The internet is making it hard for brick-and-mortar stores to compete. South Dakota, which does not have an income tax and relies on sales taxes for roughly 60% of its revenue, adopted a new law in 2016 requiring out-of-state sellers to collect and remit sales taxes as if they have a physical presence in the state. The new law applies only to sellers with more than $100,000 in annual sales in the state or more than 200 separate transactions.
The state then sued three out-of-state retailers in an effort to get a decision on whether the new law is constitutional.
The case reached the US Supreme Court as South Dakota v. Wayfair.
States are not allowed under the US constitution to erect barriers to interstate commerce. The US Supreme Court held in a case called National Bellas Hess in 1967 that a mail-order company could not be required to collect sales taxes for Illinois where it had no physical presence. It reached the same conclusion in another case in 1992 involving a mail-order business making sales in North Dakota in a case called Quill Corp.
In between the two decisions, the court offered a set of guidelines in another case called Complete Auto Transit for when states may tax interstate commerce. Interstate commerce can be required to bear its fair share of taxes, but the taxes must be tied to an activity with a substantial nexus with the state, they must be fairly apportioned and they cannot discriminate against interstate commerce. They should also be fairly related to the services the state provides.
Justice Anthony Kennedy, who is stepping down, wrote the majority decision. Kennedy said the requirement for a physical presence in the state before a company can be required to collect sales taxes “becomes further removed from economic reality” with each passing year. Forty one states, the District of Columbia and two US territories asked the court to drop the physical presence requirement. Kennedy said sparing internet sellers and mail order houses from having to collect taxes lets them undercut local businesses on prices.
The decision was 5-4.
Chief Justice John Roberts wrote a dissent joined by three liberal justices: Breyer, Sotomayor and Kagan. Roberts said that any change in whether e-commerce must collect sales tax should be made by Congress since there is the “potential to disrupt a critical segment of the US economy.” Roberts said the burden to collect sales taxes is significant.
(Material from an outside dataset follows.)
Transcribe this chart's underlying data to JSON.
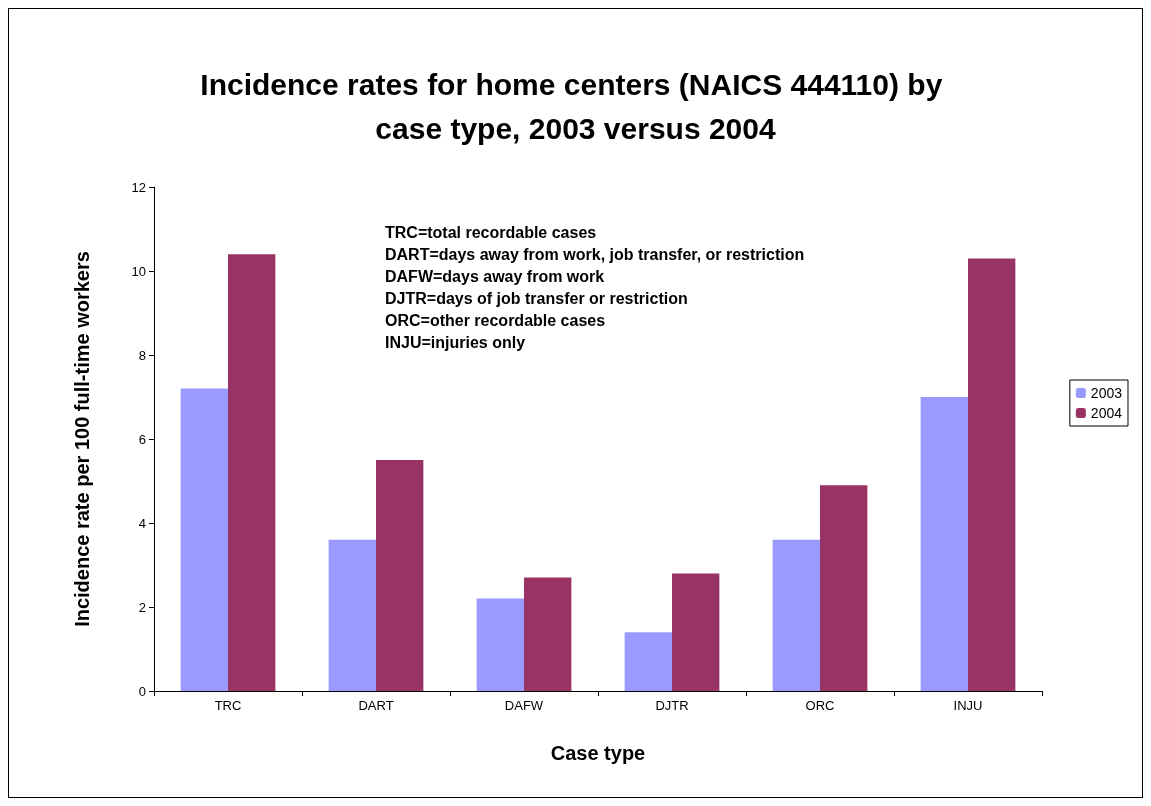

More than 10,000 state and local jurisdictions impose sales taxes, each with “different tax rates, different rules governing tax-exempt goods and services, different product category definitions, and different standards for determining whether an out-of-state seller has a substantial presence,” Roberts said, quoting from a 2017 Government Accountability Office report to Congress. Software to facilitate compliance is in its infancy.
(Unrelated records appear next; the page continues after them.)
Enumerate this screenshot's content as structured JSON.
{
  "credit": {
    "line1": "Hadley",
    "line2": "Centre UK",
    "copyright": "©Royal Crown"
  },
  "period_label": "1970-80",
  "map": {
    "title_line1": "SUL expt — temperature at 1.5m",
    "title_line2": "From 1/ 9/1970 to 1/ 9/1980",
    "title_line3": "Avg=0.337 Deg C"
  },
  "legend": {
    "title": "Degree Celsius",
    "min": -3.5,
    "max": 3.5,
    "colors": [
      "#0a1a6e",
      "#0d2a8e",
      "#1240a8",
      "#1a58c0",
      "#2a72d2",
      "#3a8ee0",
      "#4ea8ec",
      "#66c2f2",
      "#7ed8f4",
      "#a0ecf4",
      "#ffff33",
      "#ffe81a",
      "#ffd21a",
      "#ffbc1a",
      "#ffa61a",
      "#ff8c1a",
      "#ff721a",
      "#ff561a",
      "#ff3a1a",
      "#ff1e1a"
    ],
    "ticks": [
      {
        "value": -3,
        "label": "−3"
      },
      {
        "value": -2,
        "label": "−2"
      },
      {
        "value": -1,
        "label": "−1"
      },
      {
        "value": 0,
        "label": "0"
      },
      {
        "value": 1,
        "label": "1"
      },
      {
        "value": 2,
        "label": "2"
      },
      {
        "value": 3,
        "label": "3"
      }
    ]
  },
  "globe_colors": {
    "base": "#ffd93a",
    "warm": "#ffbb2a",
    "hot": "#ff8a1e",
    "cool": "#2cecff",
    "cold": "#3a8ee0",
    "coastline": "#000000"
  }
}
Congress has been unable to reach consensus on the issues. Four Democratic Senators from Montana, Oregon and New Hampshire, which do not have sales taxes, introduced a bill in the Senate on June 28 to reinstate the physical presence test. Several other bills have been pending in the current Congress. New Hampshire Governor Chris Sununu, a Republican, vowed to protect New Hampshire-based companies from having to collect sales taxes for other states.
New Jersey promptly passed a remote sellers bill with the same standards as South Dakota. A number of other states had passed similar bills before the Supreme Court decision with plans to put them into effect after a positive decision. Lawsuits involving online sales taxes in five states are still pending in the courts.
A similar concept to physical presence comes up in a cross-border context. It is called a “permanent establishment.” More than 3,000 tax treaties bar countries from taxing remote investors or sellers who lack a permanent establishment in the country. A draft European Union directive would treat digital service providers as having a “virtual” permanent establishment if sales proceeds exceed €7 million in a tax period. The US has opposed any change in this direction because of the effect on large US internet companies.